En otro sector del mismo piso, una joven pega cuadrados de velcro a una faja elástica. Completa varias en un minuto usando una compresora.
Este año, todos esos trabajos desaparecerán ya que Charles Hubbs, propietario estadounidense de la fábrica Fortunique, decidió trasladar buena parte de su operación a otros países del sudeste asiático.
“No sé de ninguna fábrica de China que pueda absorber los aumentos de precios, las quejas de los trabajadores y el renminbi (la divisa china, también conocida como yuan, cada día más robusta)”, dijo Hubbs.
El traslado, una opción. El estadounidense es uno de una legión de empresarios que, por abaratar costos, trasladan sus operaciones de regiones costeras al interior o a otros países, en un claro indicio de que están contados los días del sur de China como paraíso para la fabricación de productos a bajo costo.

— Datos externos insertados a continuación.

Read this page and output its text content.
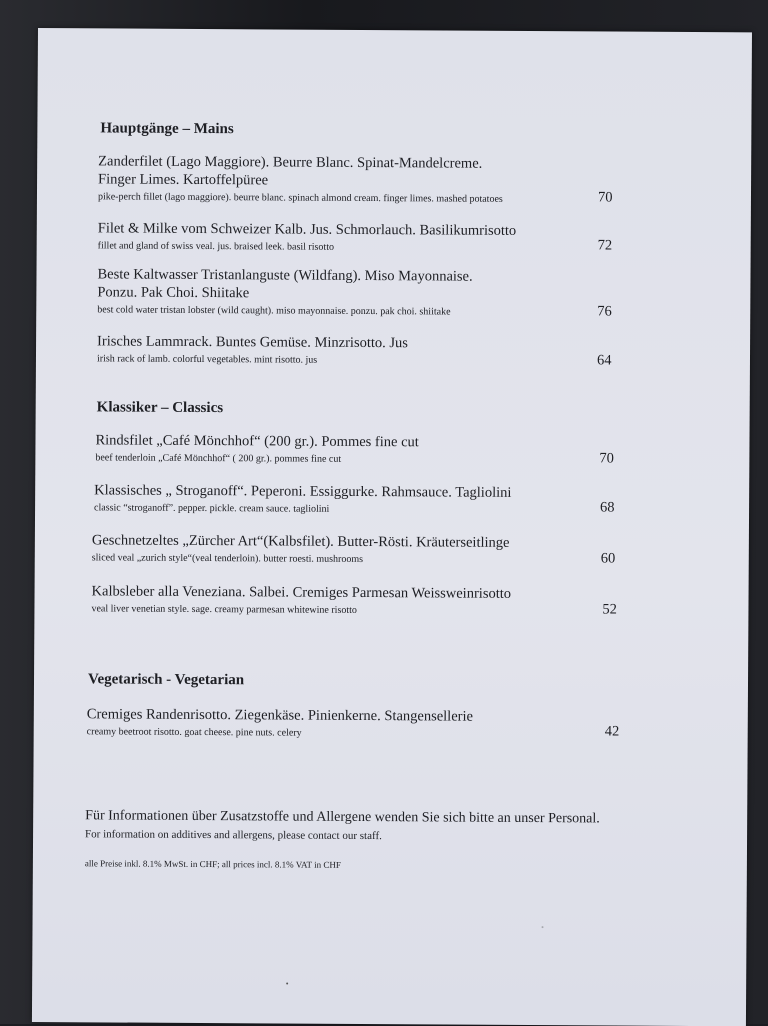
Hauptgänge – Mains
Zanderfilet (Lago Maggiore). Beurre Blanc. Spinat-Mandelcreme.
Finger Limes. Kartoffelpüree
pike-perch fillet (lago maggiore). beurre blanc. spinach almond cream. finger limes. mashed potatoes	70
Filet & Milke vom Schweizer Kalb. Jus. Schmorlauch. Basilikumrisotto
fillet and gland of swiss veal. jus. braised leek. basil risotto	72
Beste Kaltwasser Tristanlanguste (Wildfang). Miso Mayonnaise.
Ponzu. Pak Choi. Shiitake
best cold water tristan lobster (wild caught). miso mayonnaise. ponzu. pak choi. shiitake	76
Irisches Lammrack. Buntes Gemüse. Minzrisotto. Jus
irish rack of lamb. colorful vegetables. mint risotto. jus	64
Klassiker – Classics
Rindsfilet „Café Mönchhof“ (200 gr.). Pommes fine cut
beef tenderloin „Café Mönchhof“ ( 200 gr.). pommes fine cut	70
Klassisches „ Stroganoff“. Peperoni. Essiggurke. Rahmsauce. Tagliolini
classic “stroganoff”. pepper. pickle. cream sauce. tagliolini	68
Geschnetzeltes „Zürcher Art“(Kalbsfilet). Butter-Rösti. Kräuterseitlinge
sliced veal „zurich style“(veal tenderloin). butter roesti. mushrooms	60
Kalbsleber alla Veneziana. Salbei. Cremiges Parmesan Weissweinrisotto
veal liver venetian style. sage. creamy parmesan whitewine risotto	52
Vegetarisch - Vegetarian
Cremiges Randenrisotto. Ziegenkäse. Pinienkerne. Stangensellerie
creamy beetroot risotto. goat cheese. pine nuts. celery	42
Für Informationen über Zusatzstoffe und Allergene wenden Sie sich bitte an unser Personal.
For information on additives and allergens, please contact our staff.
alle Preise inkl. 8.1% MwSt. in CHF; all prices incl. 8.1% VAT in CHF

Andy Lin, gerente de ventas al exterior de una pequeña empresa textil de Cantón, dijo que el propietario abrió otra fábrica en la provincia de Jiangxi, al norte, para hacer frente a la subida de los costos y a la escasez de mano de obra.
Los empleados –que trabajan 14 horas, con un descanso de 90 minutos– fabrican camisas a ser enviadas a Japón, Israel, Corea del Sur y México.

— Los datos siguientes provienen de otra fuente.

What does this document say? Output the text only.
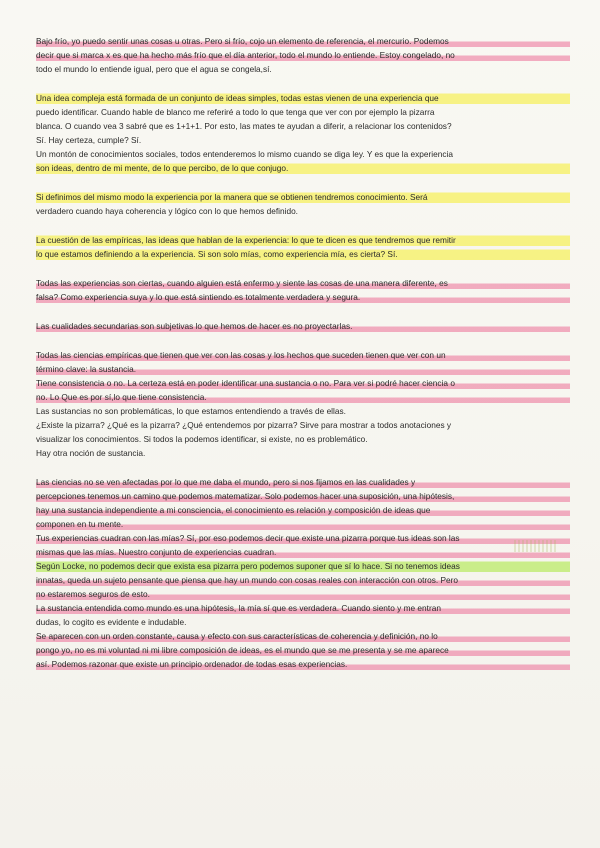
Bajo frío, yo puedo sentir unas cosas u otras. Pero si frío, cojo un elemento de referencia, el mercurio. Podemos
decir que si marca x es que ha hecho más frío que el día anterior, todo el mundo lo entiende. Estoy congelado, no
todo el mundo lo entiende igual, pero que el agua se congela,sí.

Una idea compleja está formada de un conjunto de ideas simples, todas estas vienen de una experiencia que
puedo identificar. Cuando hable de blanco me referiré a todo lo que tenga que ver con por ejemplo la pizarra
blanca. O cuando vea 3 sabré que es 1+1+1. Por esto, las mates te ayudan a diferir, a relacionar los contenidos?
Sí. Hay certeza, cumple? Sí.
Un montón de conocimientos sociales, todos entenderemos lo mismo cuando se diga ley. Y es que la experiencia
son ideas, dentro de mi mente, de lo que percibo, de lo que conjugo.

Si definimos del mismo modo la experiencia por la manera que se obtienen tendremos conocimiento. Será
verdadero cuando haya coherencia y lógico con lo que hemos definido.

La cuestión de las empíricas, las ideas que hablan de la experiencia: lo que te dicen es que tendremos que remitir
lo que estamos definiendo a la experiencia. Si son solo mías, como experiencia mía, es cierta? Sí.

Todas las experiencias son ciertas, cuando alguien está enfermo y siente las cosas de una manera diferente, es
falsa? Como experiencia suya y lo que está sintiendo es totalmente verdadera y segura.

Las cualidades secundarias son subjetivas lo que hemos de hacer es no proyectarlas.

Todas las ciencias empíricas que tienen que ver con las cosas y los hechos que suceden tienen que ver con un
término clave: la sustancia.
Tiene consistencia o no. La certeza está en poder identificar una sustancia o no. Para ver si podré hacer ciencia o
no. Lo Que es por sí,lo que tiene consistencia.
Las sustancias no son problemáticas, lo que estamos entendiendo a través de ellas.
¿Existe la pizarra? ¿Qué es la pizarra? ¿Qué entendemos por pizarra? Sirve para mostrar a todos anotaciones y
visualizar los conocimientos. Si todos la podemos identificar, si existe, no es problemático.
Hay otra noción de sustancia.

Las ciencias no se ven afectadas por lo que me daba el mundo, pero si nos fijamos en las cualidades y
percepciones tenemos un camino que podemos matematizar. Solo podemos hacer una suposición, una hipótesis,
hay una sustancia independiente a mi consciencia, el conocimiento es relación y composición de ideas que
componen en tu mente.
Tus experiencias cuadran con las mías? Sí, por eso podemos decir que existe una pizarra porque tus ideas son las
mismas que las mías. Nuestro conjunto de experiencias cuadran.
Según Locke, no podemos decir que exista esa pizarra pero podemos suponer que sí lo hace. Si no tenemos ideas
innatas, queda un sujeto pensante que piensa que hay un mundo con cosas reales con interacción con otros. Pero
no estaremos seguros de esto.
La sustancia entendida como mundo es una hipótesis, la mía sí que es verdadera. Cuando siento y me entran
dudas, lo cogito es evidente e indudable.
Se aparecen con un orden constante, causa y efecto con sus características de coherencia y definición, no lo
pongo yo, no es mi voluntad ni mi libre composición de ideas, es el mundo que se me presenta y se me aparece
así. Podemos razonar que existe un principio ordenador de todas esas experiencias.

Foxconn Technology Group, el fabricante de artículos electrónicos más grande del mundo, con clientes como Apple, Sony y Hewlett-Packard, planea reducir de forma gradual su fuerza laboral de 400 mil empleados en la ciudad de Shenzhen, al sur de China con la eliminación de una cuarta parte de las plazas.
De alcance mundial. Observadores del banco de inversiones Credit Suisse dicen que la economía china vive “una coyuntura histórica” de alcance mundial, ya que en el futuro no podrá seguir conteniendo la inflación a nivel global mediante su oferta de productos baratos.
Los efectos del aumento de los costos en China ya se hacen sentir en todo el mundo. Los negocios de ropa de los Estados Unidos, por ejemplo, subieron sus precios un 10 por ciento, en parte, como resultado de los altos costos en China.
“Tomará una década para China dejar de ser competitiva, pero ya empezó ese proceso”, asegura un informe de Credit Suisse, que pronostica que los salarios de unos 150 millones de trabajadores migrantes subirán entre un 20 y un 30 por ciento en los próximos tres a cinco años.
Esto obedece a que China se queda sin mano de obra barata porque el crecimiento económico “genera empleos a un ritmo más fuerte que el del crecimiento de la población”, en un país donde se permitía un hijo por familia, reflexiona Stephen Green, un economista de Standard Chartered en un informe titulado “Se buscan 25 millones de trabajadores”.
El fenomenal crecimiento económico, por otra parte, mejoró los ingresos y generó mayores oportunidades en las provincias pobres del interior, cuyos habitantes ya no emigran tanto hacia las ciudades costeras del sur.